I have a set of ndJOSN dataset like the below:
{'ADDRESS_CITY': 'Whittier', 'ADDRESS_LINE_1': '905 Greenleaf Avenue', 'ADDRESS_STATE': 'CA', 'ADDRESS_ZIP': '90402',},
{'ADDRESS_CITY': 'Cedar Falls', 'ADDRESS_LINE_1': '93323 Maplewood Dr', 'ADDRESS_STATE': 'CA', 'ADDRESS_ZIP': '95014'}
I need to pass values from above into an api request, specifically the body in the format below.
data=[
{
"addressee":"Greenleaf Avenue",
"street":"905 Greenleaf Avenue",
"city":"Whittier",
"state":"CA",
"zipcode":"90402",
},
{
"addressee":"93323",
"street":"Maplewood Dr",
"city":"Cedar Falls",
"state":"CA",
"zipcode":"95014",
}
]
As you can see, the Key's are different so I need to change the Key's to align with the correct data and pass them in with the new key names (ie address_line_1 goes to addressee) - and there are going to be 10k addresses in this request.
I did not note it in my first example, but there is an ID associated with each address - I have to remove to make the request,and then add back in. So I ended up solving with the below - anything more pythonic, these feels not so eloquent to me...?

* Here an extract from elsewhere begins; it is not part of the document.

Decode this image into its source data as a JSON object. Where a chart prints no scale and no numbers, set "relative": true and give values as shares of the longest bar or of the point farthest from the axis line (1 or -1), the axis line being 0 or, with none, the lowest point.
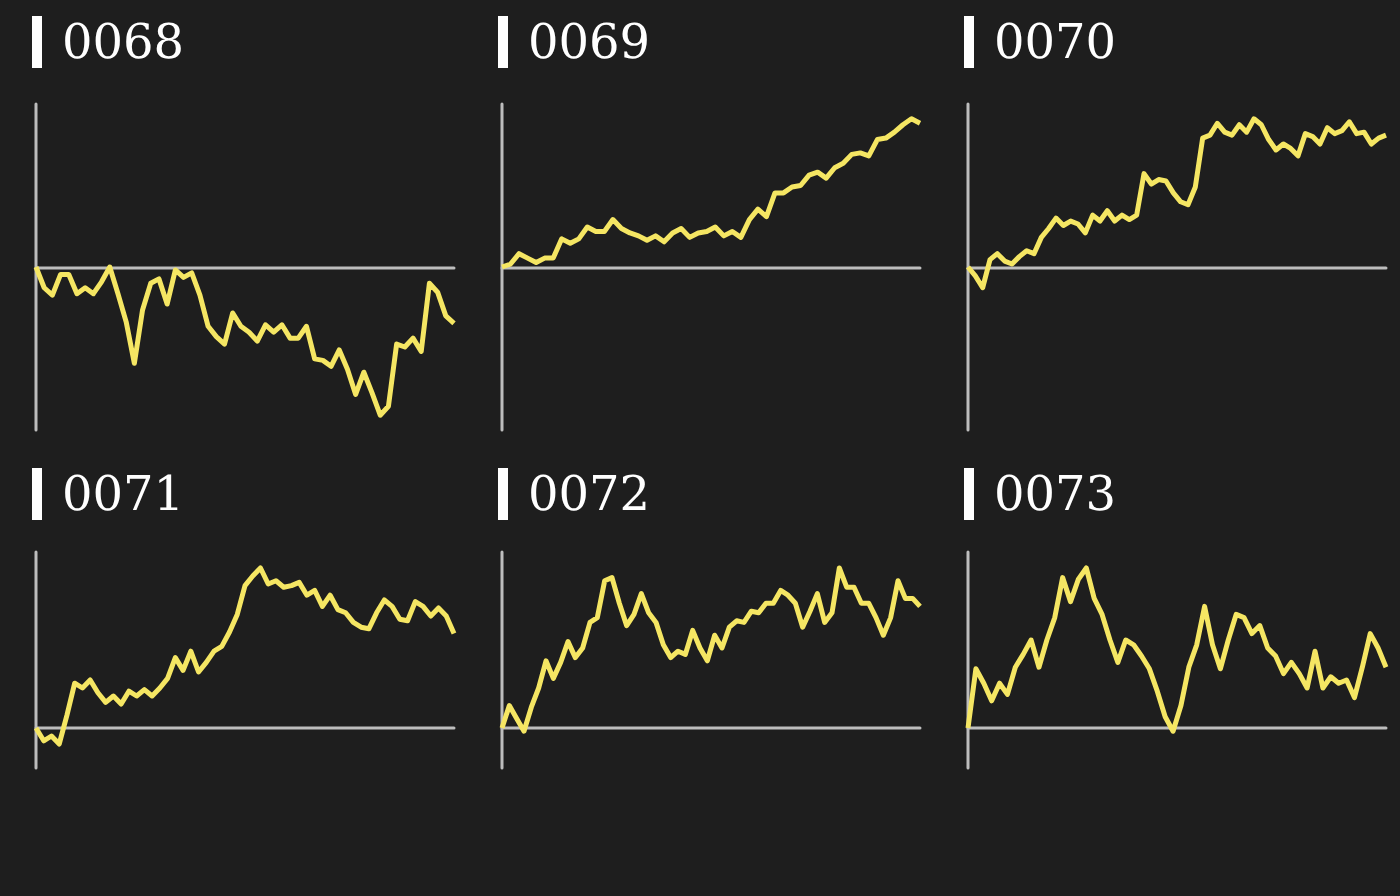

addresses = ndjson.loads(addresses)
data = json.loads(json.dumps(addresses).replace('"ADDRESS_CITY"','"city"').replace('"ADDRESS_LINE_1"','"street"').replace('"ADDRESS_STATE"','"state"').replace('"ADDRESS_ZIP"','"zipcode"'))
ids = []
for i in data:
i['candidates'] = 1
ids.append(i["ID"])
del i["ID"]
response = requests.request("POST", url, json=data)

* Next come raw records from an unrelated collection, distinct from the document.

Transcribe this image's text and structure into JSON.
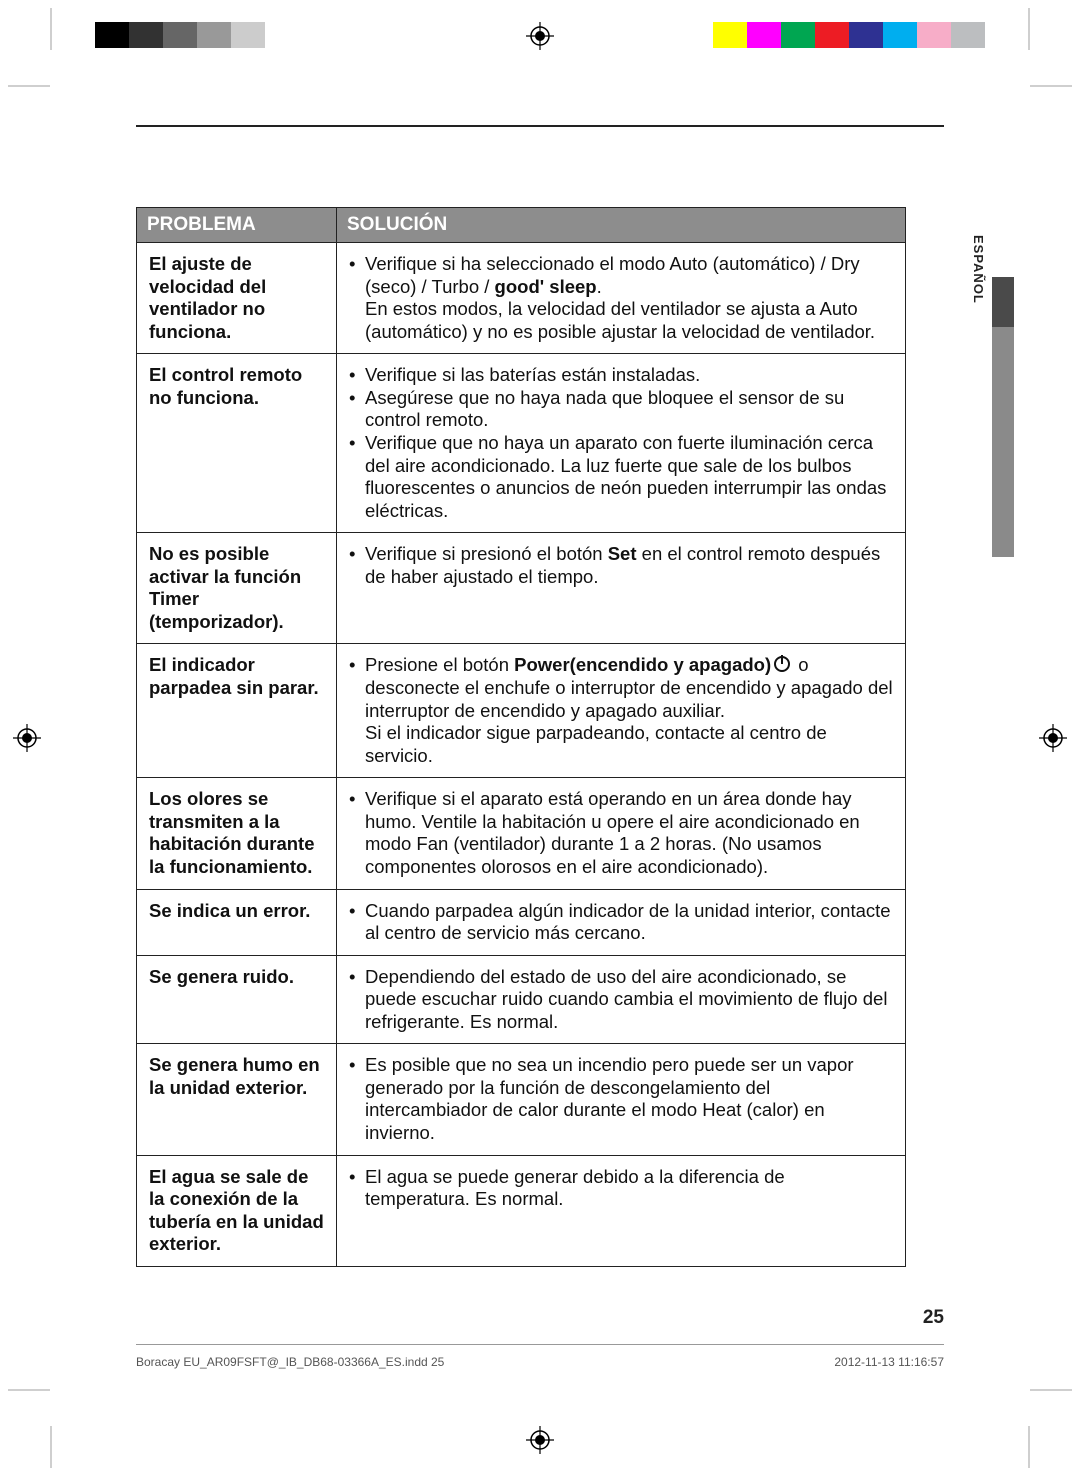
{
  "crop_strip_left": [
    "#000000",
    "#323232",
    "#666666",
    "#999999",
    "#cccccc",
    "#ffffff"
  ],
  "crop_strip_right": [
    "#ffff00",
    "#ff00ff",
    "#00a651",
    "#ed1c24",
    "#2e3192",
    "#00aeef",
    "#f7adc8",
    "#bcbec0"
  ],
  "headers": {
    "problem": "PROBLEMA",
    "solution": "SOLUCIÓN"
  },
  "side_language": "ESPAÑOL",
  "page_number": "25",
  "footer_left": "Boracay EU_AR09FSFT@_IB_DB68-03366A_ES.indd   25",
  "footer_right": "2012-11-13   11:16:57",
  "rows": [
    {
      "problem": "El ajuste de velocidad del ventilador no funciona.",
      "items": [
        {
          "prefix": "Verifique si ha seleccionado el modo Auto (automático) / Dry (seco) / Turbo / ",
          "bold": "good' sleep",
          "suffix": ".\nEn estos modos, la velocidad del ventilador se ajusta a Auto (automático) y no es posible ajustar la velocidad de ventilador."
        }
      ]
    },
    {
      "problem": "El control remoto no funciona.",
      "items": [
        {
          "text": "Verifique si las baterías están instaladas."
        },
        {
          "text": "Asegúrese que no haya nada que bloquee el sensor de su control remoto."
        },
        {
          "text": "Verifique que no haya un aparato con fuerte iluminación cerca del aire acondicionado. La luz fuerte que sale de los bulbos fluorescentes o anuncios de neón pueden interrumpir las ondas eléctricas."
        }
      ]
    },
    {
      "problem": "No es posible activar la función Timer (temporizador).",
      "items": [
        {
          "prefix": "Verifique si presionó el botón ",
          "bold": "Set",
          "suffix": " en el control remoto después de haber ajustado el tiempo."
        }
      ]
    },
    {
      "problem": "El indicador parpadea sin parar.",
      "items": [
        {
          "prefix": "Presione el botón ",
          "bold": "Power(encendido y apagado)",
          "icon": true,
          "suffix": " o desconecte el enchufe o interruptor de encendido y apagado del interruptor de encendido y apagado auxiliar.\nSi el indicador sigue parpadeando, contacte al centro de servicio."
        }
      ]
    },
    {
      "problem": "Los olores se transmiten a la habitación durante la funcionamiento.",
      "items": [
        {
          "text": "Verifique si el aparato está operando en un área donde hay humo. Ventile la habitación u opere el aire acondicionado en modo Fan (ventilador) durante 1 a 2 horas. (No usamos componentes olorosos en el aire acondicionado)."
        }
      ]
    },
    {
      "problem": "Se indica un error.",
      "items": [
        {
          "text": "Cuando parpadea algún indicador de la unidad interior, contacte al centro de servicio más cercano."
        }
      ]
    },
    {
      "problem": "Se genera ruido.",
      "items": [
        {
          "text": "Dependiendo del estado de uso del aire acondicionado, se puede escuchar ruido cuando cambia el movimiento de flujo del refrigerante. Es normal."
        }
      ]
    },
    {
      "problem": "Se genera humo en la unidad exterior.",
      "items": [
        {
          "text": "Es posible que no sea un incendio pero puede ser un vapor generado por la función de descongelamiento del intercambiador de calor durante el modo Heat (calor) en invierno."
        }
      ]
    },
    {
      "problem": "El agua se sale de la conexión de la tubería en la unidad exterior.",
      "items": [
        {
          "text": "El agua se puede generar debido a la diferencia de temperatura. Es normal."
        }
      ]
    }
  ]
}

resp_data = response.json()
a = 0
for i in resp_data:
i['ID'] = ids[a]
x = i['ID'] = ids[a]
a = a + 1
If you want to make things a bit easier for yourself, I would suggest using data classes to model your input data. The main benefit of this is that you can use dot .

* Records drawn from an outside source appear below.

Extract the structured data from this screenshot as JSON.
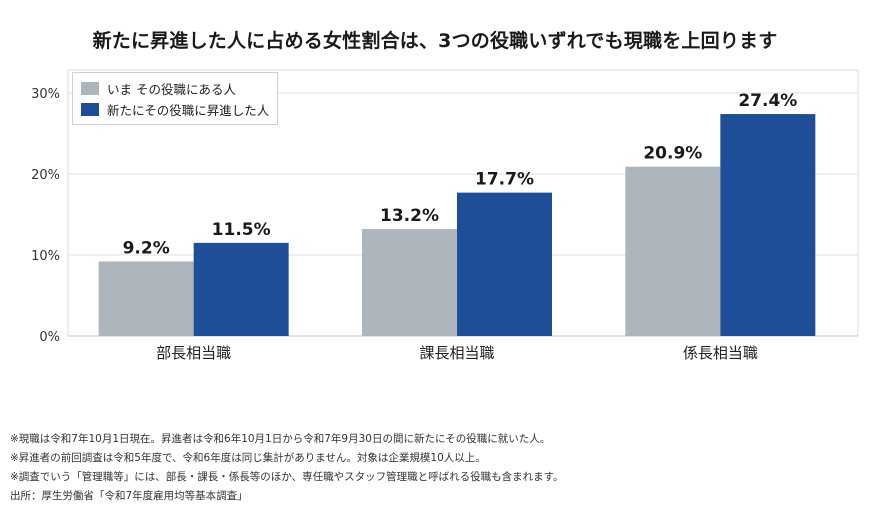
{
  "title": "新たに昇進した人に占める女性割合は、3つの役職いずれでも現職を上回ります",
  "legend": [
    {
      "label": "いま その役職にある人",
      "color": "#adb5bd"
    },
    {
      "label": "新たにその役職に昇進した人",
      "color": "#1f4e99"
    }
  ],
  "chart_data": {
    "type": "bar",
    "categories": [
      "部長相当職",
      "課長相当職",
      "係長相当職"
    ],
    "series": [
      {
        "name": "いま その役職にある人",
        "values": [
          9.2,
          13.2,
          20.9
        ],
        "labels": [
          "9.2%",
          "13.2%",
          "20.9%"
        ],
        "color": "#adb5bd"
      },
      {
        "name": "新たにその役職に昇進した人",
        "values": [
          11.5,
          17.7,
          27.4
        ],
        "labels": [
          "11.5%",
          "17.7%",
          "27.4%"
        ],
        "color": "#1f4e99"
      }
    ],
    "yticks": [
      0,
      10,
      20,
      30
    ],
    "ytick_labels": [
      "0%",
      "10%",
      "20%",
      "30%"
    ],
    "ylim": [
      0,
      30
    ],
    "grid": true,
    "legend_position": "top-left"
  },
  "notes": [
    "※現職は令和7年10月1日現在。昇進者は令和6年10月1日から令和7年9月30日の間に新たにその役職に就いた人。",
    "※昇進者の前回調査は令和5年度で、令和6年度は同じ集計がありません。対象は企業規模10人以上。",
    "※調査でいう「管理職等」には、部長・課長・係長等のほか、専任職やスタッフ管理職と呼ばれる役職も含まれます。",
    "出所：厚生労働省「令和7年度雇用均等基本調査」"
  ]
}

access for attributes, and you don't need to work with dictionaries which have dynamic keys. You also benefit from type hinting, so your IDE should be able to better assist you as well.
In this case, I would suggest pairing it with a JSON serialization library such as the dataclass-wizard, which actually supports this use case perfectly. As of the latest version - v0.15.0, it should also support excluding fields from the serialization / dump process.
Here is a straightforward example that I put together, which uses the desired key mapping from above:
import json
from dataclasses import dataclass, field
# note: for python 3.9+, you can import this from `typing` instead
from typing_extensions import Annotated
from dataclass_wizard import JSONWizard, json_key
@dataclass
class AddressInfo(JSONWizard):
"""
AddressInfo dataclass
"""
city: Annotated[str, json_key('ADDRESS_CITY')]
street: Annotated[str, json_key('ADDRESS_LINE_1')]
state: Annotated[str, json_key('ADDRESS_STATE')]
# pass `dump=False`, so we exclude the field in serialization.
id: Annotated[int, json_key('ID', dump=False)]
# you could also annotate the below like `Union[str, int]`
# if you want to retain it as a string.
zipcode: Annotated[int, json_key('ADDRESS_ZIP')]
# exclude this field from the constructor (and from the
# de-serialization process)
candidates: int = field(default=1, init=False)
And sample usage of the above:
input_obj = [{'ADDRESS_CITY': 'Whittier', 'ADDRESS_LINE_1': '905 Greenleaf Avenue',
'ADDRESS_STATE': 'CA', 'ADDRESS_ZIP': '90402',
'ID': 111},
{'ADDRESS_CITY': 'Cedar Falls', 'ADDRESS_LINE_1': '93323 Maplewood Dr',
'ADDRESS_STATE': 'CA', 'ADDRESS_ZIP': '95014',
'ID': 222}]
addresses = AddressInfo.from_list(input_obj)
print('-- Addresses')
for a in addresses:
print(repr(a))
out_list = [a.to_dict() for a in addresses]
print('-- To JSON')
print(json.dumps(out_list, indent=2))
# alternatively, with the latest version (0.15.1)
# print(AddressInfo.list_to_json(addresses, indent=2))
Note: you can still access the id
for each address as normal, even though this field is omitted from the JSON result.